LONDON – In a widely anticipated move, the activist investor Nelson Peltz has become a non-executive director of Unilever, and a member of its compensation committee, sending Unilever’s shares up 7.5 percent to 37.58 pounds in early morning trading.
Peltz is the billionaire CEO and a founding partner of Trian Fund Management, an activist hedge fund. Unilever confirmed Tuesday that Trian has also taken a minority stake in the company.
According to British media reports, he began building up shares in Unilever earlier this year after the consumer giant’s botched attempt to purchase GlaxoSmithKline’s Consumer Health business, a move that irked shareholders, tarnished the image of CEO Alan Jope and saw Unilever’s share price collapse.
Although Unilever, parent of brands including Dove, Vaseline and Magnum, and Trian never actually confirmed that Peltz had become a shareholder, the markets were aware, and hoping that he’d join the board, as he did with Procter & Gamble a few years ago.
At one point, Unilever’s share price spiked 6 percent on reports that Trian had taken a stake in the company.
Peltz, who actively works with executives to help turn companies around, has also served on the boards of food and beverage conglomerates H.J. Heinz Company and Mondelēz International.
Unilever chair Nils Andersen said the company has held “extensive and constructive discussions” with Peltz and the Trian team, and believes that “Nelson’s experience in the global consumer goods industry will be of value to Unilever as we continue to drive the performance of our business. We look forward to working closely together to create long term sustainable value for our shareholders and wider stakeholders.”
Peltz, whose appointment is effective from July 20, said he was “delighted” to be joining the Board of Unilever.
“We believe it is a company with significant potential through leveraging its portfolio of strong consumer brands and its geographical footprint. Trian has made a considerable investment in Unilever. We look forward to working collaboratively with management and the board to help drive Unilever’s strategy, operations, sustainability, and shareholder value for the benefit of all stakeholders.”
On Tuesday, Trian said it manages funds that hold interests in approximately 37.4 million ordinary shares of Unilever, constituting approximately 1.5 percent of Unilever’s share capital.
James Edwardes Jones of RBC Europe said in a flash statement following the announcement that the news was positive for Unilever.
“We hope Peltz can stimulate positive changes to culture, remuneration and organizational structure like he did at P&G. If not that, at least the presence of an activist investor can drive collaboration amongst Unilever’s other shareholders and raise Unilever’s profile in the media to increase accountability of ongoing changes.”
Edwardes Jones added that at P&G, Peltz “stimulated changes to culture, remuneration and organizational structure. Although he isn’t completely responsible for the much-improved company P&G is today, he was a factor.

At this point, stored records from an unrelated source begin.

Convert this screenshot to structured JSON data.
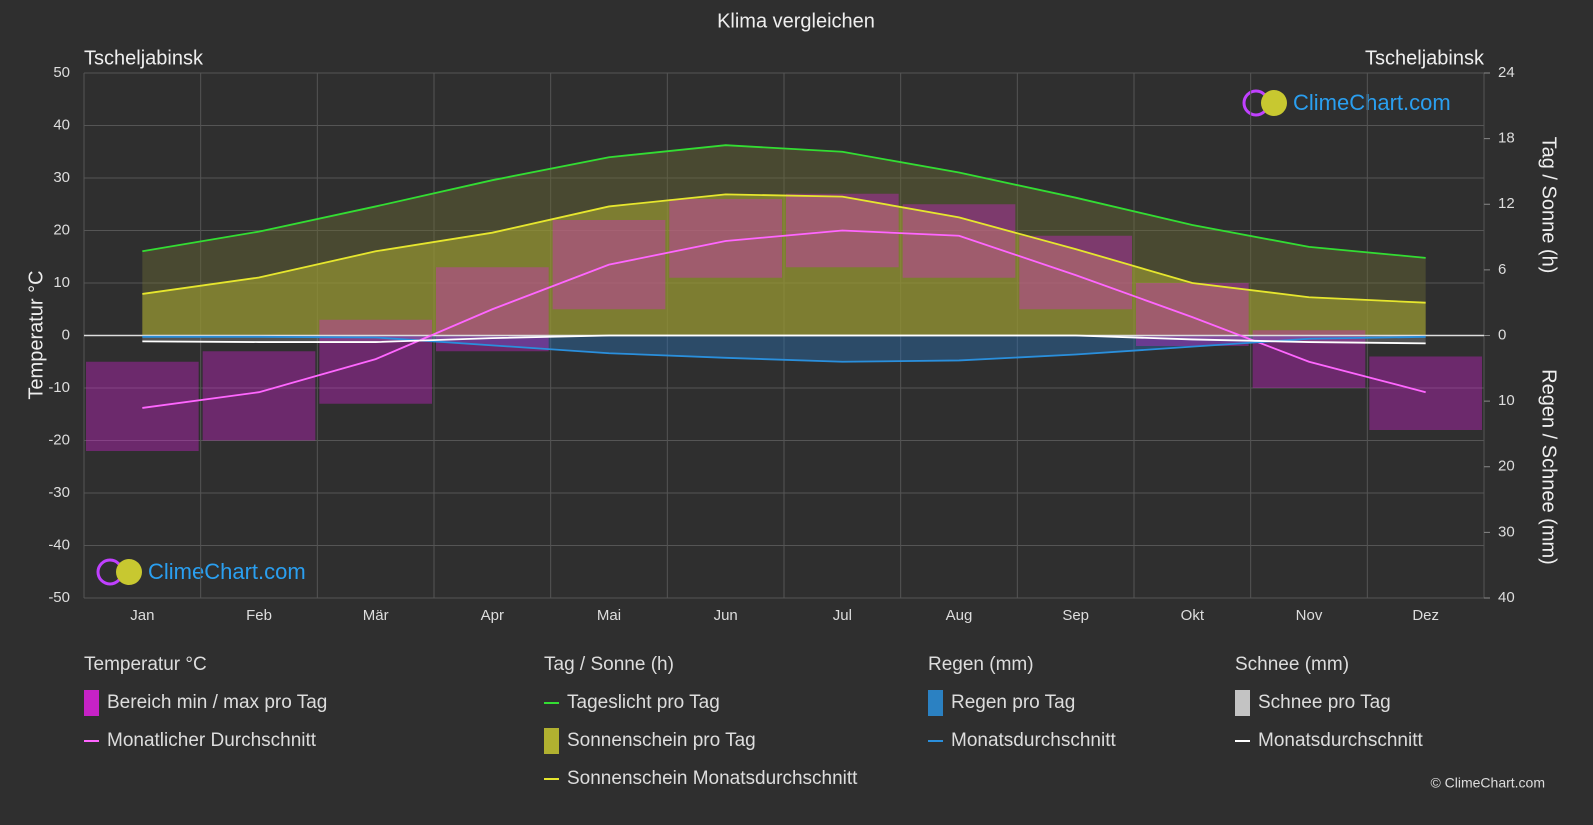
{
  "chart_data": {
    "type": "climate",
    "title": "Klima vergleichen",
    "location_left": "Tscheljabinsk",
    "location_right": "Tscheljabinsk",
    "brand": "ClimeChart.com",
    "copyright": "© ClimeChart.com",
    "ylabel": "Temperatur °C",
    "y2label": "Tag / Sonne (h)",
    "y3label": "Regen / Schnee (mm)",
    "categories": [
      "Jan",
      "Feb",
      "Mär",
      "Apr",
      "Mai",
      "Jun",
      "Jul",
      "Aug",
      "Sep",
      "Okt",
      "Nov",
      "Dez"
    ],
    "ylim": [
      -50,
      50
    ],
    "yticks": [
      -50,
      -40,
      -30,
      -20,
      -10,
      0,
      10,
      20,
      30,
      40,
      50
    ],
    "y2lim": [
      0,
      24
    ],
    "y2ticks": [
      0,
      6,
      12,
      18,
      24
    ],
    "y3lim": [
      0,
      40
    ],
    "y3ticks": [
      10,
      20,
      30,
      40
    ],
    "grid": true,
    "range": {
      "name": "Bereich min / max pro Tag",
      "color": "#e020e0",
      "min": [
        -22,
        -20,
        -13,
        -3,
        5,
        11,
        13,
        11,
        5,
        -2,
        -10,
        -18
      ],
      "max": [
        -5,
        -3,
        3,
        13,
        22,
        26,
        27,
        25,
        19,
        10,
        1,
        -4
      ]
    },
    "series": [
      {
        "name": "Monatlicher Durchschnitt",
        "color": "#ff66ff",
        "axis": "y",
        "values": [
          -13.8,
          -10.8,
          -4.5,
          5,
          13.5,
          18,
          20,
          19,
          11.5,
          3.5,
          -5,
          -10.8
        ]
      },
      {
        "name": "Tageslicht pro Tag",
        "color": "#33dd33",
        "axis": "y2",
        "values": [
          7.7,
          9.5,
          11.8,
          14.2,
          16.3,
          17.4,
          16.8,
          14.9,
          12.6,
          10.1,
          8.1,
          7.1
        ]
      },
      {
        "name": "Sonnenschein Monatsdurchschnitt",
        "color": "#e6e62e",
        "axis": "y2",
        "values": [
          3.8,
          5.3,
          7.7,
          9.4,
          11.8,
          12.9,
          12.7,
          10.8,
          7.9,
          4.8,
          3.5,
          3.0
        ]
      },
      {
        "name": "Monatsdurchschnitt",
        "color": "#2a8fdc",
        "axis": "y3",
        "values": [
          0.2,
          0.2,
          0.3,
          1.5,
          2.7,
          3.4,
          4,
          3.8,
          2.9,
          1.7,
          0.5,
          0.2
        ]
      },
      {
        "name": "Monatsdurchschnitt",
        "color": "#ffffff",
        "axis": "y3",
        "values": [
          0.9,
          1,
          1,
          0.4,
          0,
          0,
          0,
          0,
          0,
          0.6,
          1,
          1.2
        ]
      }
    ],
    "daily_labels": {
      "sun": "Sonnenschein pro Tag",
      "rain": "Regen pro Tag",
      "snow": "Schnee pro Tag"
    },
    "legend_titles": [
      "Temperatur °C",
      "Tag / Sonne (h)",
      "Regen (mm)",
      "Schnee (mm)"
    ]
  }
}
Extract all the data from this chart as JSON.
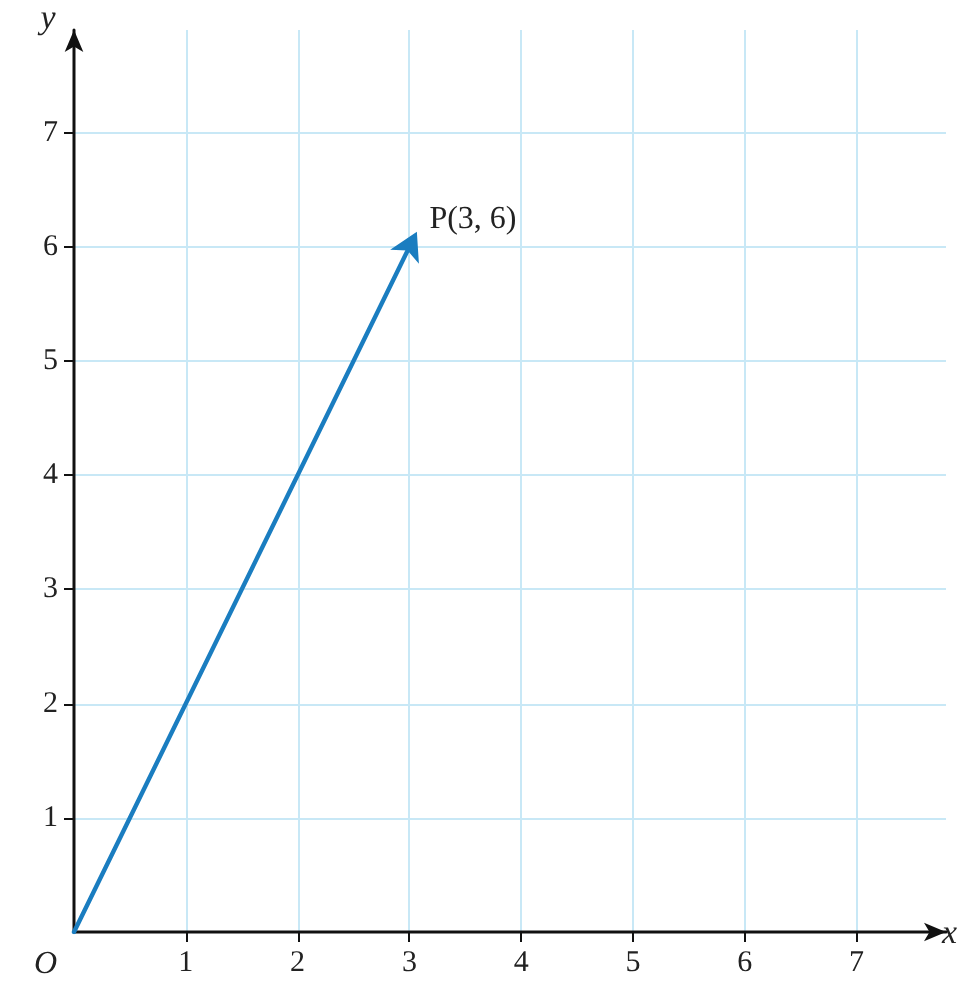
{
  "chart_data": {
    "type": "line",
    "xlabel": "x",
    "ylabel": "y",
    "xlim": [
      0,
      7.8
    ],
    "ylim": [
      0,
      7.9
    ],
    "xticks": [
      1,
      2,
      3,
      4,
      5,
      6,
      7
    ],
    "yticks": [
      1,
      2,
      3,
      4,
      5,
      6,
      7
    ],
    "grid": true,
    "series": [
      {
        "color": "#1a7dc0",
        "x": [
          0,
          3
        ],
        "values": [
          0,
          6
        ]
      }
    ],
    "annotations": [
      {
        "text": "P(3, 6)",
        "x": 3,
        "y": 6
      },
      {
        "text": "O",
        "x": 0,
        "y": 0
      }
    ]
  }
}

We hope his presence can motivate similar changes at Unilever as well as drive cross-investor engagement. It should also raise the media profile of Unilever’s ongoing changes and drive accountability.”
Peltz served on the board of Procter & Gamble from 2018 until August 2021, working alongside the CEO and management, ultimately improving the conglomerate’s fortunes.
The British media reported earlier this year that Peltz and his team could easily take a similar approach at Unilever.
In February, Jefferies said that Trian’s investment in Unilever was likely to be “materially positive” for the Unilever shares as the fund has proven over time to be “notably well-informed analysts of their portfolio companies and ‘constructivist’ in approach.”
The bank speculated that Trian would likely push Unilever to make some quick brand disposals in the slow-growing foods business, or split the food and personal care divisions altogether, via a sale or a spin-off.
Both moves — not to mention having an activist investor breathing down management’s back — would pile even more pressure on Jope, who was ultimately responsible for the fumbled GSK bid.
Peltz is also the new father-in-law of Brooklyn Beckham.
His daughter Nicola, an actress and director, married Beckham earlier this year at the family’s Montserrel family estate in Palm Beach, Fla., with festivities, celebrity performances and a star-studded guest list. Nelson Peltz asked guests to make donations to Ukraine in lieu of wedding gifts.